ZONASULTRA.COM, KENDARI – Lembaga Bantuan Hukum (LBH) Buton Raya mengungkit kembali kasus tambang nikel di Kota Baubau. Tambang itu dalam kendali perusahaan swasta PT Bumi Inti Sulawesi (BIS) yang sejak masuk di Baubau hingga kini masih penuh problematika.
Kawasan pertambangan berada di Blok Sorawolio Baubau. Blok ini terletak di kawasan Hutan Produksi Terbatas (HPT). Lokasi itu dikenal sebagai kawasan “Buso”, akronim dari dua kecamatan yang masuk daerah lingkar tambang yaitu Kecamatan Bungi (wilayah hilir) dan Kecamatan Sorawolio (daerah hulu). Secara geografis lokasi tambang itu tepat berada di Kelurahan Kaisabu Baru, Kecamatan Sorawolio.
Ketua Dewan Pendiri LBH Buton Raya Erwin Usman mengatakan, kasus itu terkait penggunaan kawasan HPT yang tidak sesuai tata ruang, masuknya lokasi tambang dalam kawasan hutan lindung, dan problematika lainnya. LBH Buton Raya dan Wahana Lingkungan Hidup (Walhi) Sultra pernah melaporkan kasus itu di Kepolisian Daerah (Polda) Sultra pada 8 Agustus 2011.
“Laporan ini pada prinsipnya terjadi dua hal, pertama terjadi praktek illegal logging (pembalakan liar) di kawasan HPT seluas 1.700 hektar oleh PT BIS atas legalisasi dari pemerintah termasuk pemerintah provinsi saat itu mulai transisi Ali Mazi ke Nur Alam (2007-2008).
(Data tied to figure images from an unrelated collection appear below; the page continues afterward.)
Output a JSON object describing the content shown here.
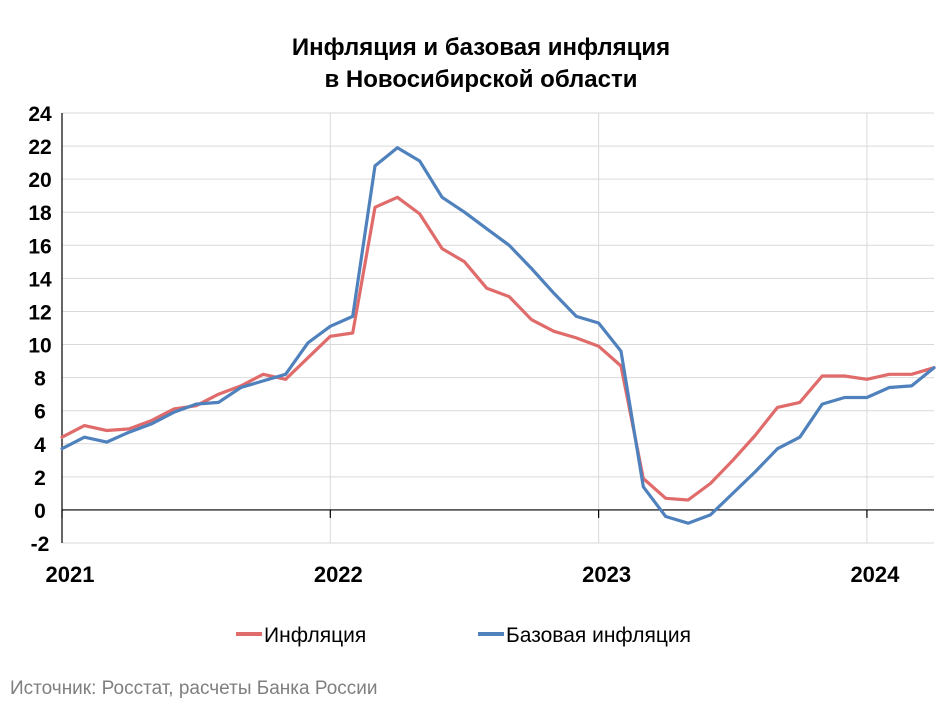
{
  "chart_data": {
    "type": "line",
    "title": [
      "Инфляция и базовая инфляция",
      "в Новосибирской области"
    ],
    "source": "Источник: Росстат, расчеты Банка России",
    "yticks": [
      "-2",
      "0",
      "2",
      "4",
      "6",
      "8",
      "10",
      "12",
      "14",
      "16",
      "18",
      "20",
      "22",
      "24"
    ],
    "ylim": [
      -2,
      24
    ],
    "xticks": [
      "2021",
      "2022",
      "2023",
      "2024"
    ],
    "x_start": "2021-01",
    "x_end": "2024-04",
    "x": [
      "2021-01",
      "2021-02",
      "2021-03",
      "2021-04",
      "2021-05",
      "2021-06",
      "2021-07",
      "2021-08",
      "2021-09",
      "2021-10",
      "2021-11",
      "2021-12",
      "2022-01",
      "2022-02",
      "2022-03",
      "2022-04",
      "2022-05",
      "2022-06",
      "2022-07",
      "2022-08",
      "2022-09",
      "2022-10",
      "2022-11",
      "2022-12",
      "2023-01",
      "2023-02",
      "2023-03",
      "2023-04",
      "2023-05",
      "2023-06",
      "2023-07",
      "2023-08",
      "2023-09",
      "2023-10",
      "2023-11",
      "2023-12",
      "2024-01",
      "2024-02",
      "2024-03",
      "2024-04"
    ],
    "grid": true,
    "legend_position": "bottom",
    "series": [
      {
        "name": "Инфляция",
        "color": "#e06b6b",
        "values": [
          4.4,
          5.1,
          4.8,
          4.9,
          5.4,
          6.1,
          6.3,
          7.0,
          7.5,
          8.2,
          7.9,
          9.2,
          10.5,
          10.7,
          18.3,
          18.9,
          17.9,
          15.8,
          15.0,
          13.4,
          12.9,
          11.5,
          10.8,
          10.4,
          9.9,
          8.7,
          1.9,
          0.7,
          0.6,
          1.6,
          3.0,
          4.5,
          6.2,
          6.5,
          8.1,
          8.1,
          7.9,
          8.2,
          8.2,
          8.6
        ],
        "first": 4.4
      },
      {
        "name": "Базовая инфляция",
        "color": "#4f81bd",
        "values": [
          3.7,
          4.4,
          4.1,
          4.7,
          5.2,
          5.9,
          6.4,
          6.5,
          7.4,
          7.8,
          8.2,
          10.1,
          11.1,
          11.7,
          20.8,
          21.9,
          21.1,
          18.9,
          18.0,
          17.0,
          16.0,
          14.6,
          13.1,
          11.7,
          11.3,
          9.6,
          1.4,
          -0.4,
          -0.8,
          -0.3,
          1.0,
          2.3,
          3.7,
          4.4,
          6.4,
          6.8,
          6.8,
          7.4,
          7.5,
          8.6
        ],
        "first": 3.7
      }
    ]
  }
}
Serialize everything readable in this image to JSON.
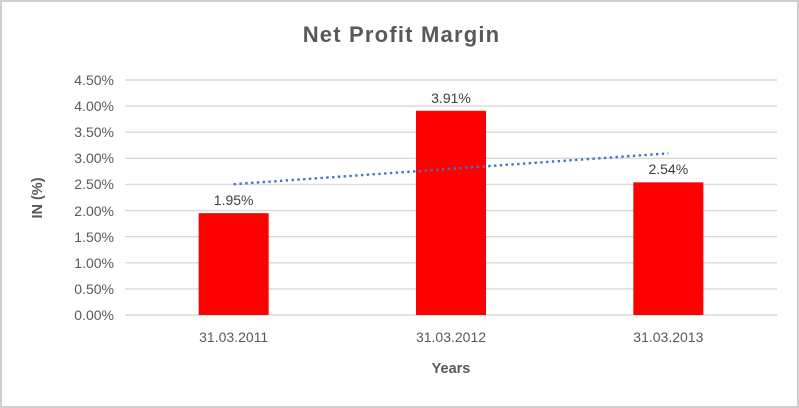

Di Baubau waktu itu, wali kotanya pa Amirul Tamim,” ujar Erwin di Kendari, Selasa (10/4/2018).
Kejanggalan Proses Izin
Awalnya PT BIS mengajukan surat permohonan kepada Wali Kota Baubau Amirul Tamim pada 21 Maret 2007 untuk mendapatkan kuasa pertambangan eksplorasi nikel pada lokasi Kecamatan Sorawolio dengan luas kuasa 1.796 hektar. Lalu pada 9 Agustus 2007 mengajukan lagi surat ke Wali Kota Baubau tentang permohonan izin rekomendasi pinjam pakai kawasan hutan.
Amirul langsung merespon dua surat itu dengan mengeluarkan SK pembentukan tim identifikasi lokasi kawasan pertambangan. Hasilnya menyebutkan bahwa kasawan Blok Sorawolio berada dalam Hutan Produksi Terbatas seluas 1.796 hektar dan oleh karena itu maka menjadi kewenangan menteri kehutanan.
PT BIS diberikan kuasa pertambangan (KP) eksplorasi nomor 545 /62/EUD/2007 tertanggal 23 Mei 2007 yang masa berlakunya 2 tahun. KP ekplorasi ini ditandatangani Amirul Tamim selaku Wali Kota Baubau.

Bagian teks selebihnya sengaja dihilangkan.